The much-anticipated debut of the New York mobile betting market drove sports betting revenue in the United States to record heights in the opening quarter of this year—with potentially even bigger gains to come as more states spurred by visions of tax windfalls jump on board the sports betting bandwagon.
Sports betting revenue in the U.S. hit $1.58 billion in the first quarter of 2022, according to a report released Wednesday by the American Gaming Association, which tracks the commercial gaming industry. That number was up 64.6% year-over-year from the first quarter of 2021, and narrowly surpassed the $1.55 billion of 2021’s fourth quarter as American sports betting’s most profitable quarter ever.

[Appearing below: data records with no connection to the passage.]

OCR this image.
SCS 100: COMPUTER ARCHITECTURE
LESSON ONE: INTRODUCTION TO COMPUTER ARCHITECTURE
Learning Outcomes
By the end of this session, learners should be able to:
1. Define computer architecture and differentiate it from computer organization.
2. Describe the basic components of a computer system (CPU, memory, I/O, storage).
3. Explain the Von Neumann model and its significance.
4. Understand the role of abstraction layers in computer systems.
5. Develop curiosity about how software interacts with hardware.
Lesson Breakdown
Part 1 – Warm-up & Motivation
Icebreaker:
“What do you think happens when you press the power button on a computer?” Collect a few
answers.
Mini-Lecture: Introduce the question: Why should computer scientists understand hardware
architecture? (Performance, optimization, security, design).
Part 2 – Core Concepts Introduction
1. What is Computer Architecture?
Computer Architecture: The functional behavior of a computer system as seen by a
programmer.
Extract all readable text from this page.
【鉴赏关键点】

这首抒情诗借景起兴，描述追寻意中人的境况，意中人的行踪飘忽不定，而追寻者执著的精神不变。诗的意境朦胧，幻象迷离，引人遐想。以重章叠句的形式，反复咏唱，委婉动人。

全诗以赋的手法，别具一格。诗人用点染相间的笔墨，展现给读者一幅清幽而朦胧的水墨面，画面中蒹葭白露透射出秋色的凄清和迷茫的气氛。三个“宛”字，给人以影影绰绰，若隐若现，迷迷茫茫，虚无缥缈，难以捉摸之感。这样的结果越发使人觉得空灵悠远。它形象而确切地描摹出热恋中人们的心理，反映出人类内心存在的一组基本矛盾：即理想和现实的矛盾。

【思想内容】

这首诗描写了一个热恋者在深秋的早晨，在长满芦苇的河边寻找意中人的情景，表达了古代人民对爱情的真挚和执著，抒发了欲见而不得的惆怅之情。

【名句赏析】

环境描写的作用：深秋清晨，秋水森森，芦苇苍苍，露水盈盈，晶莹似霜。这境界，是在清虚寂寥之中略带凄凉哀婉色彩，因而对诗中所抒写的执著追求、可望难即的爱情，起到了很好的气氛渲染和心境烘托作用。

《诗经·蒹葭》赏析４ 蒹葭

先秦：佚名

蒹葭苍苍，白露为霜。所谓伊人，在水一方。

The legal sports betting handle of $26.34 billion in the first quarter was also a record, more than doubling the $13.02 billion wagered in the opening quarter of the previous year. That increase is largely attributed to the addition of six new legal U.S. markets including sports betting in New York, which launched mobile wagering on Jan. 8 and in the first quarter generated $320.9 million in revenue on $4.87 billion in handle—more than some states like Michigan and Virginia generated in all of 2021, according to the AGA.
NY builds on big sports betting debut
New York’s influence on the U.S. market was evident on its launch day, when the geolocation firm GeoComply tracked 17 million hits on betting apps in the state’s first 36 hours of operation. The Empire State immediately established itself as America’s top sports betting market, though fears it would cannibalize neighboring states proved unfounded—New Jersey and Pennsylvania also saw year-over-year gains in the first quarter of 2022, by 34.9% and 25% respectively, the AGA reported.

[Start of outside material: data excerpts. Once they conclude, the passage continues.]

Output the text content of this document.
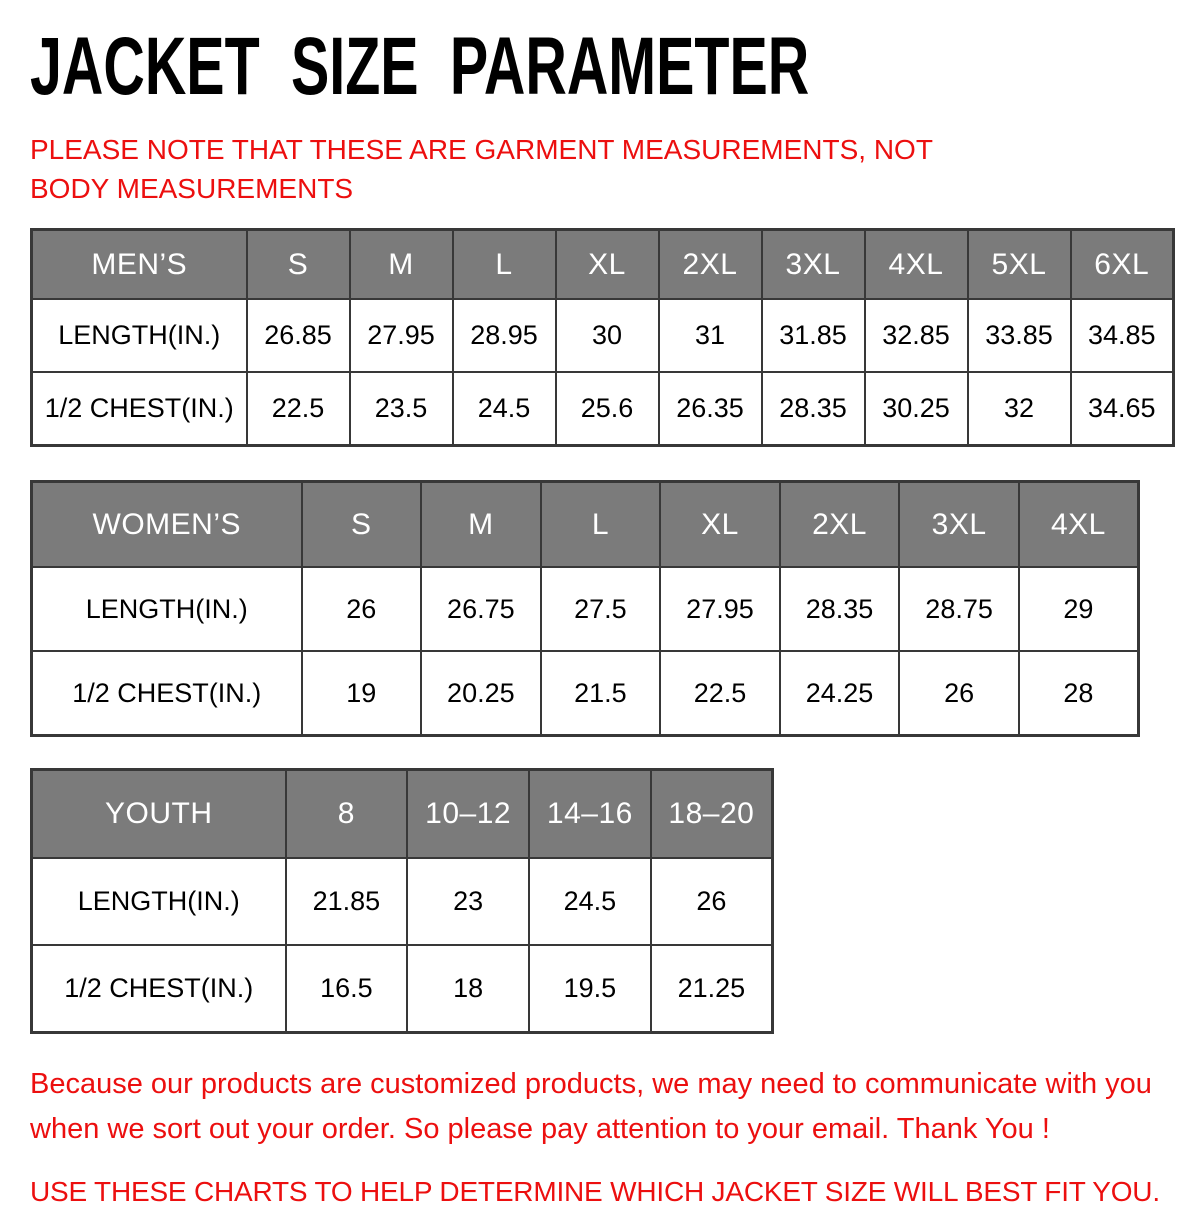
JACKET SIZE PARAMETER
PLEASE NOTE THAT THESE ARE GARMENT MEASUREMENTS, NOT BODY MEASUREMENTS
MEN’S	S	M	L	XL	2XL	3XL	4XL	5XL	6XL
LENGTH(IN.)	26.85	27.95	28.95	30	31	31.85	32.85	33.85	34.85
1/2 CHEST(IN.)	22.5	23.5	24.5	25.6	26.35	28.35	30.25	32	34.65
WOMEN’S	S	M	L	XL	2XL	3XL	4XL
LENGTH(IN.)	26	26.75	27.5	27.95	28.35	28.75	29
1/2 CHEST(IN.)	19	20.25	21.5	22.5	24.25	26	28
YOUTH	8	10–12	14–16	18–20
LENGTH(IN.)	21.85	23	24.5	26
1/2 CHEST(IN.)	16.5	18	19.5	21.25
Because our products are customized products, we may need to communicate with you when we sort out your order. So please pay attention to your email. Thank You !
USE THESE CHARTS TO HELP DETERMINE WHICH JACKET SIZE WILL BEST FIT YOU.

New York was trailed by New Jersey, Pennsylvania, Nevada, Illinois, Virginia, Michigan, Indiana, Tennessee, Colorado and Arizona in first quarter sports betting revenue, according to the AGA. The expansion of sports betting across the U.S., which began after the Supreme Court struck down the national ban on the practice in 2018, was evident in the AGA report, which tracked just seven sports betting markets in 2019, then 20 in 2021, and 26 in the first quarter of 2022.
Sports betting and iGaming combined for $2.79 billion in revenue in the first quarter of 2022, according to the AGA, and together comprised nearly 20 percent of all U.S. gaming revenue. And the nationwide spread of sports betting shows no signs of slowing as state governments race to legalize the practice to keep bettors—and the tax dollars they generate—within their own borders.

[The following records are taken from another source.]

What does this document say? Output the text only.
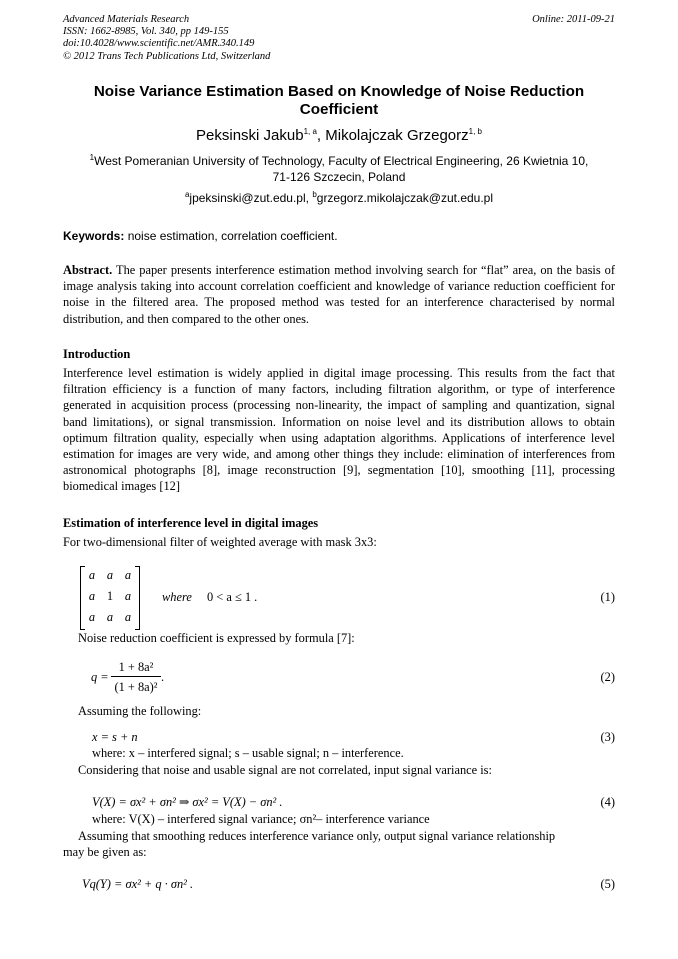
Advanced Materials Research
ISSN: 1662-8985, Vol. 340, pp 149-155
doi:10.4028/www.scientific.net/AMR.340.149
© 2012 Trans Tech Publications Ltd, Switzerland
Online: 2011-09-21
Noise Variance Estimation Based on Knowledge of Noise Reduction Coefficient
Peksinski Jakub$^{1, a}$, Mikolajczak Grzegorz$^{1, b}$
$^1$West Pomeranian University of Technology, Faculty of Electrical Engineering, 26 Kwietnia 10,
71-126 Szczecin, Poland
$^a$jpeksinski@zut.edu.pl, $^b$grzegorz.mikolajczak@zut.edu.pl
Keywords: noise estimation, correlation coefficient.
Abstract. The paper presents interference estimation method involving search for “flat” area, on the basis of image analysis taking into account correlation coefficient and knowledge of variance reduction coefficient for noise in the filtered area. The proposed method was tested for an interference characterised by normal distribution, and then compared to the other ones.
Introduction
Interference level estimation is widely applied in digital image processing. This results from the fact that filtration efficiency is a function of many factors, including filtration algorithm, or type of interference generated in acquisition process (processing non-linearity, the impact of sampling and quantization, signal band limitations), or signal transmission. Information on noise level and its distribution allows to obtain optimum filtration quality, especially when using adaptation algorithms. Applications of interference level estimation for images are very wide, and among other things they include: elimination of interferences from astronomical photographs [8], image reconstruction [9], segmentation [10], smoothing [11], processing biomedical images [12]
Estimation of interference level in digital images
For two-dimensional filter of weighted average with mask 3x3:
a a a
a 1 a
a a a
where 0 < a ≤ 1 .	(1)
Noise reduction coefficient is expressed by formula [7]:
q =	.	(2)
1 + 8a²
(1 + 8a)²
Assuming the following:
x = s + n	(3)
where: x – interfered signal; s – usable signal; n – interference.
Considering that noise and usable signal are not correlated, input signal variance is:
V(X) = σx² + σn² ⇒ σx² = V(X) − σn² .	(4)
where: V(X) – interfered signal variance; σn²– interference variance
Assuming that smoothing reduces interference variance only, output signal variance relationship
may be given as:
Vq(Y) = σx² + q · σn² .	(5)
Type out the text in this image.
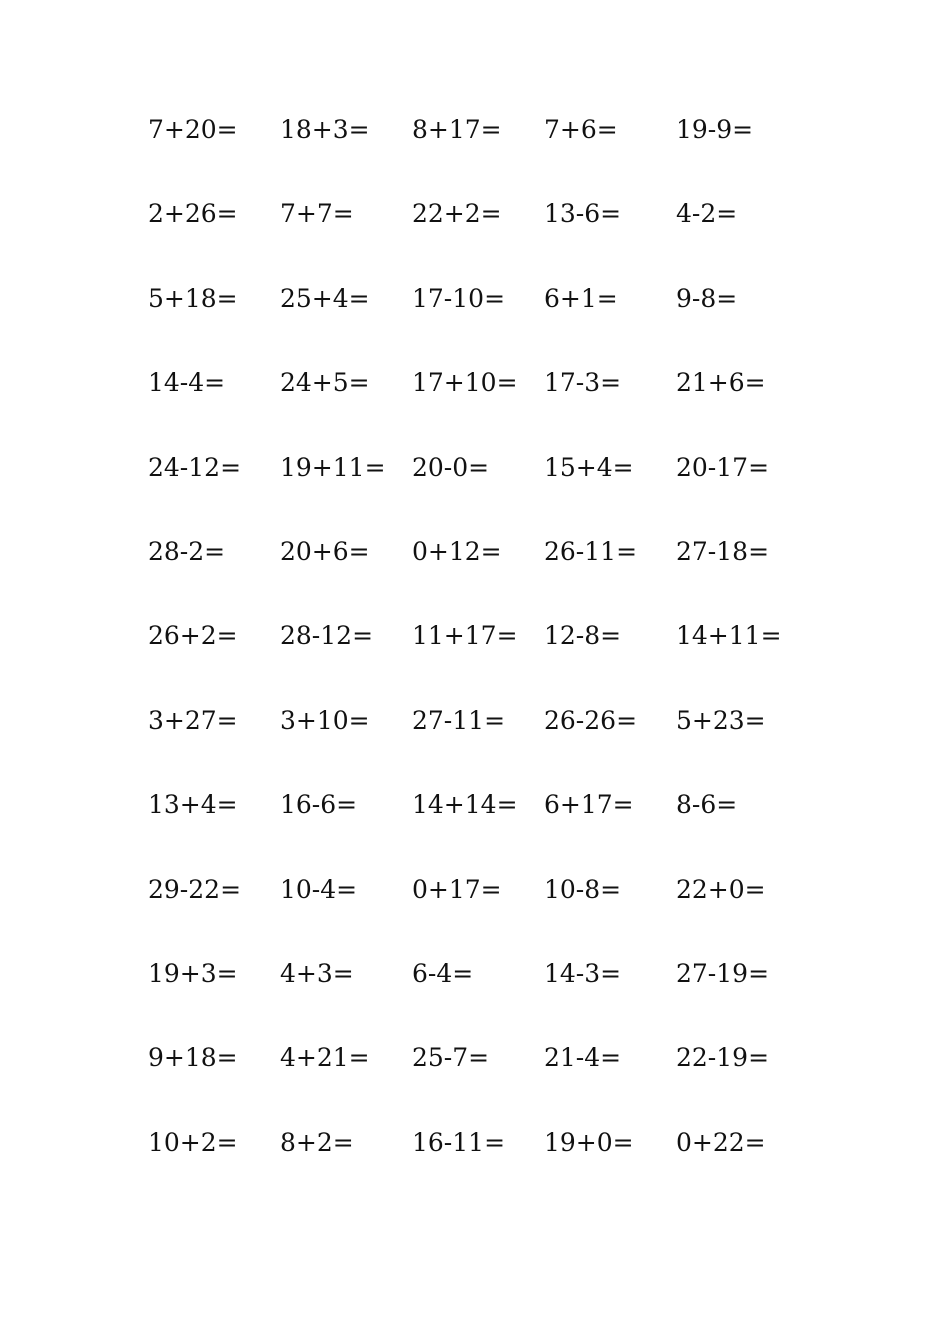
7+20=	18+3=	8+17=	7+6=	19-9=
2+26=	7+7=	22+2=	13-6=	4-2=
5+18=	25+4=	17-10=	6+1=	9-8=
14-4=	24+5=	17+10=	17-3=	21+6=
24-12=	19+11=	20-0=	15+4=	20-17=
28-2=	20+6=	0+12=	26-11=	27-18=
26+2=	28-12=	11+17=	12-8=	14+11=
3+27=	3+10=	27-11=	26-26=	5+23=
13+4=	16-6=	14+14=	6+17=	8-6=
29-22=	10-4=	0+17=	10-8=	22+0=
19+3=	4+3=	6-4=	14-3=	27-19=
9+18=	4+21=	25-7=	21-4=	22-19=
10+2=	8+2=	16-11=	19+0=	0+22=
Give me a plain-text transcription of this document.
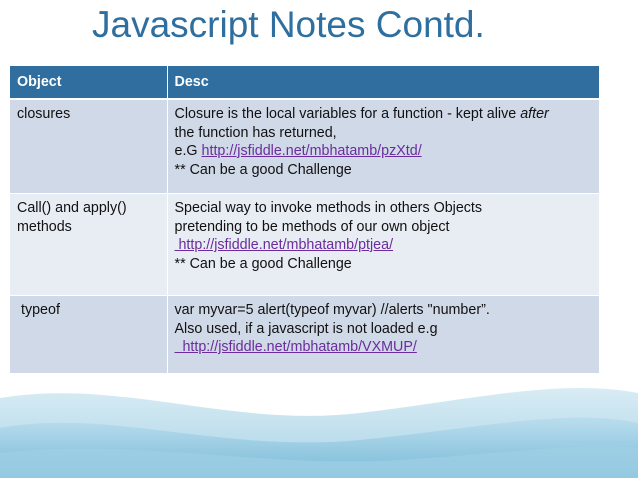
Javascript Notes Contd.
Object	Desc
closures	Closure is the local variables for a function - kept alive after
the function has returned,
e.G http://jsfiddle.net/mbhatamb/pzXtd/
** Can be a good Challenge

Call() and apply() methods	Special way to invoke methods in others Objects
pretending to be methods of our own object
http://jsfiddle.net/mbhatamb/ptjea/
** Can be a good Challenge

typeof	var myvar=5 alert(typeof myvar) //alerts "number”.
Also used, if a javascript is not loaded e.g
http://jsfiddle.net/mbhatamb/VXMUP/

34 states and counting allow sports wagering
That was certainly evident in late April when Kansas legalized sports betting, beating neighbor and rival Missouri to the punch. And Ohio, bordered by four states where sports betting is legal, did the same in late 2021 and by law must launch no later than Jan. 1, 2023. Both Kansas and Ohio hope to debut legal sports betting in time for the 2022 NFL season, which opens Sept. 8.
Ohio, the nation’s seventh-most populous state with nearly 12 million residents, is poised to emerge as a major sports betting market given the presence of three major cities and popular teams like the Cleveland Browns, Cleveland Cavaliers and Ohio State Buckeyes. The Ohio sports betting market could ultimately grow as large as $3.35 billion, according to an estimate made by the state’s Legislative Service Commission.
So the possibility certainly exists for Ohio to add yet another revenue boost to an ever-expanding U.S. market when it launches later this year. Including Kansas and Maine, which legalized sports betting May 2, 34 states have now OK’d some type of legal sports betting. Among the states that could be added to that list in 2022 are Minnesota, Nebraska and Massachusetts, although serious differences remain to be resolved between versions of sports betting bills passed by the Bay State’s House and Senate.